Problem Dependent Variables
For each of the dependent variables shown below, the order of the response options was randomized (e.g. Not angry – Extremely angry/Extremely angry – Not angry). The order in which the four questions were asked was also randomized.Anger
Policy Dependent Variables
For each of the dependent variables shown below, the order of the response options was randomized (e.g. Strongly Disapprove to Strongly Approve vs. Strongly Approve to Strongly Disapprove). The order in which the questions were presented was fixed, as given below.Opinion
In addition to the core problem or policy DV questions, we also asked a standard set of demographics, plus questions concerning party identification. We also asked questions to measure two potential moderators: Risk Attitude and Need for Cognition. These questions were asked at the start of the survey, prior to the experiment. After the last survey question, we offered an optional but full debriefing. The debriefing page included study information as well as source information and links for each of the problem depictions.

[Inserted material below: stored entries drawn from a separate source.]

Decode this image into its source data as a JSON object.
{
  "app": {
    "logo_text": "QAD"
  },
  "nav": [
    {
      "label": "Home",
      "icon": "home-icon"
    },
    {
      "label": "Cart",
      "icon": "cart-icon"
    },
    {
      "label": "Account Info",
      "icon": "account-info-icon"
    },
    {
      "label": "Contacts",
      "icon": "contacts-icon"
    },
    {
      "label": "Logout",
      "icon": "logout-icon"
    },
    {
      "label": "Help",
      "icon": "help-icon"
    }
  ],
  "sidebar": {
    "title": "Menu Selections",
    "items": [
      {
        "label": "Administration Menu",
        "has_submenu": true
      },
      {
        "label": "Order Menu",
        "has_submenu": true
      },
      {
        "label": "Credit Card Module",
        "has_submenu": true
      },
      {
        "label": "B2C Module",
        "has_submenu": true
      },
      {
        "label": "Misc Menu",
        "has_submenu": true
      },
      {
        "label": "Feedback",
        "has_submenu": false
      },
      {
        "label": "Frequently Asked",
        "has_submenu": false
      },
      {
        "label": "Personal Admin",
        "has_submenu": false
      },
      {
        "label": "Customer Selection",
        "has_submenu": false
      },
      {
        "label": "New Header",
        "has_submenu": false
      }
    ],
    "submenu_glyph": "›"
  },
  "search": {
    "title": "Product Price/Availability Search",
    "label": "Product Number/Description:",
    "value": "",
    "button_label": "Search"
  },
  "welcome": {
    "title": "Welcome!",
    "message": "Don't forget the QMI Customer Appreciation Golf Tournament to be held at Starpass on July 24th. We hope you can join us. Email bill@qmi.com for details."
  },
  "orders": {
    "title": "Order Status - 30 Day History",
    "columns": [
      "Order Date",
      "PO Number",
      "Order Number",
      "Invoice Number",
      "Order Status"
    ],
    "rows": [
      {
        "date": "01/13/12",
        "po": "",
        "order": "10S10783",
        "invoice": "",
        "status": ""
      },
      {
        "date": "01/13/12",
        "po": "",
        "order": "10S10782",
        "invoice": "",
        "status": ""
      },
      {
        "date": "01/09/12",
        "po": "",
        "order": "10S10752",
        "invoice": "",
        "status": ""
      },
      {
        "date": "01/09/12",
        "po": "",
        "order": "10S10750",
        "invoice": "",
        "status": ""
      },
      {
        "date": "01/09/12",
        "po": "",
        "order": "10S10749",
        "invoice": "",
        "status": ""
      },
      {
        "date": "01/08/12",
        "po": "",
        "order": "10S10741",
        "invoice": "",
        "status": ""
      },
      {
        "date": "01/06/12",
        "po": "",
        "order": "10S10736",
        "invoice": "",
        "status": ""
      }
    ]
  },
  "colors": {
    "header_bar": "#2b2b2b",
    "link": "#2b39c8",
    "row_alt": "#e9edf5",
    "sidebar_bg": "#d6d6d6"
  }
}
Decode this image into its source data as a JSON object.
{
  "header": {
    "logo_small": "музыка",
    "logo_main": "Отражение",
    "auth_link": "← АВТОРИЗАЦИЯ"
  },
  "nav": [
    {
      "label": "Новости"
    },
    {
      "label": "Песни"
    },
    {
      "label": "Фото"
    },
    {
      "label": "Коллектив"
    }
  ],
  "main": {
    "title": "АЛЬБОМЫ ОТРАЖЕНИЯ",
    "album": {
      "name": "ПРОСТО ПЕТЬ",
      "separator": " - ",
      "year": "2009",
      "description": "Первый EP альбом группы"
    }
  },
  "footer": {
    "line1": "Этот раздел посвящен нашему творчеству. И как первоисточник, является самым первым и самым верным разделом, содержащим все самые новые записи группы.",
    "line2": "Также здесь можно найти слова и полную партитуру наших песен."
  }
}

Results were in the expected direction across all four experiments and all four dependent variables (DVs). Negatively framed problems tended to generate more anger and worry, and to be judged more serious and more worthy of government attention. In 10 of the 16 comparisons (four issues, four DVs each), the treatment effect was substantively and statistically significant (p<.05, two-tailed). If the data for the four experiments were stacked and analyzed with fixed effects for problem area and DV order randomizations, treatment effects were significant for all four dependent variables at p<.001. However, the effect size was significantly larger for Anger (b=.66, with Y scored 0-1, beta=.17) than for Worry (b=.44, beta=.12), Seriousness (b=.44, beta=.13), and Government Priority (b=.26, beta=.08). There was some evidence of anger carry-over effects, in that the effect sizes for Worry, Seriousness, and Government Priority were larger if the respondent was first asked about the extent to which the problem made him or her angry. Effect sizes were not moderated by Need for Cognition or Risk Attitude. They were larger among college-educated respondents (vs. the less educated) and among political Independents (vs. among Democrats or Republicans), but these differences did not reach conventional levels of statistical significance.
Results were consistent across all four experiments and all three dependent variables. In no case was there a substantively significant difference in opinions by frame, and 11 of the 12 tests of framing effects (four issues, three DVs each) yielded a p-value greater than .40. Moreover, we found no evidence of significant effects among subgroups defined by potential moderators (Need for Cognition, Risk Atittude, Education, Age, or Partisanship).